I’m sure we could all answer that question in a lot of different ways. My parents told me that when they were little that the older people in the community use to give them fruit for Christmas and I just thought that was crazy. Well that was until I came to Swaziland.
For the last two weeks, my fellow World Racers and I have been handing out about 2,000 cabbages and small bags of candy to children in Swaziland as their Christmas presents – possibly even their only Christmas presents.
I’ve never seen a kid so happy to get food. Children in the states worry about if the will get the phones, clothes, or games they want, but these children simply just want to survive. They are completely happy with just their cabbage and candy.
For this month’s ministry, we’ve been working with Adventures in Missions, which has a base in Manzini. AIM has various care points, or feeding sites for children and youth, set up in both the urban and rural parts of the city. Each care point serves as a place where impoverished children from the surrounding community can safely have their need for food met. Normally, about 250 children per day are fed at each care point.
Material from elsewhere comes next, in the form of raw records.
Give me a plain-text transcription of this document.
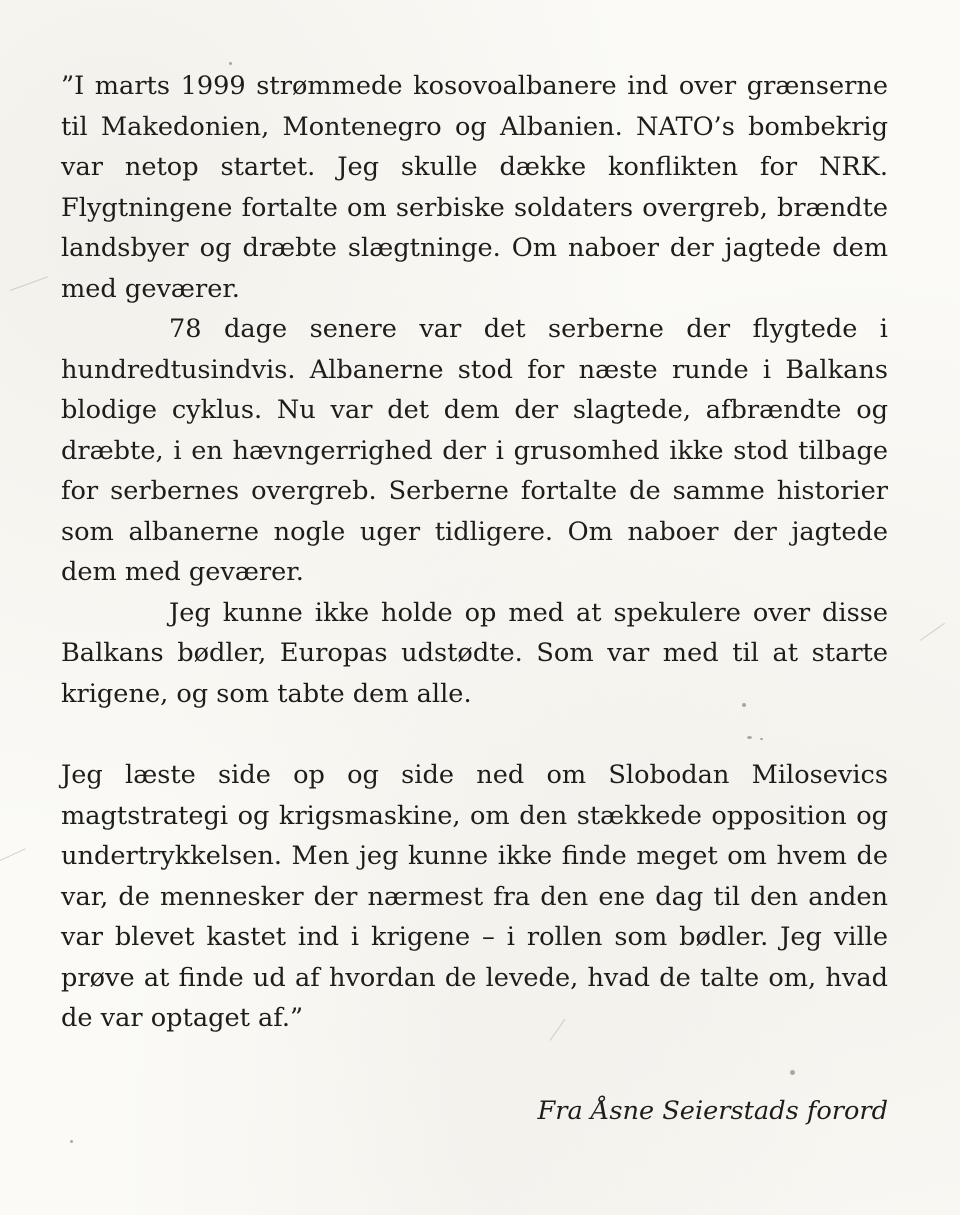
”I marts 1999 strømmede kosovoalbanere ind over grænserne til Makedonien, Montenegro og Albanien. NATO’s bombekrig var netop startet. Jeg skulle dække konflikten for NRK. Flygtningene fortalte om serbiske soldaters overgreb, brændte landsbyer og dræbte slægtninge. Om naboer der jagtede dem med geværer.

78 dage senere var det serberne der flygtede i hundredtusindvis. Albanerne stod for næste runde i Balkans blodige cyklus. Nu var det dem der slagtede, afbrændte og dræbte, i en hævngerrighed der i grusomhed ikke stod tilbage for serbernes overgreb. Serberne fortalte de samme historier som albanerne nogle uger tidligere. Om naboer der jagtede dem med geværer.

Jeg kunne ikke holde op med at spekulere over disse Balkans bødler, Europas udstødte. Som var med til at starte krigene, og som tabte dem alle.

Jeg læste side op og side ned om Slobodan Milosevics magtstrategi og krigsmaskine, om den stækkede opposition og undertrykkelsen. Men jeg kunne ikke finde meget om hvem de var, de mennesker der nærmest fra den ene dag til den anden var blevet kastet ind i krigene – i rollen som bødler. Jeg ville prøve at finde ud af hvordan de levede, hvad de talte om, hvad de var optaget af.”

Fra Åsne Seierstads forord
Several of the care points also teach basic lessons and Bible stories to the children.
Because the care points are not in operation during December, AIM has been hosting care point Christmas parties during this month of November, and we have had the joy of helping facilitate the parties.
Christmas is for me this year will be hard, so when I was told that we’d be doing Christmas parties as part of our ministry in Swaziland I imagined myself being completely overwhelmed because all I would be thinking about was my family and my grandmother that past last year, five days before Christmas.
But instead God has given me complete joy to share with these children. We’ve been singing songs about bananas, eating beef stew, rice, cabbage and beets for Christmas dinner, and playing games that have nothing to do with Christmas.
Needless to say, Christmas does not look the same here as it does in America, although I have seen a few Christmas trees popping up around the city.
The traditions are different. The songs are different. And obviously, the presents are very different.
But ultimately all of those things are not what makes Christmas what it is. Christmas is about God’s Kingdom coming to this world through Jesus Christ, and ultimately that is our goal here in Swaziland. We are bringing God’s Kingdom to these kids in the name of Jesus, and God can use whatever He sees fit to accomplish that.
He used His Son, He uses us, and He can even use cabbages.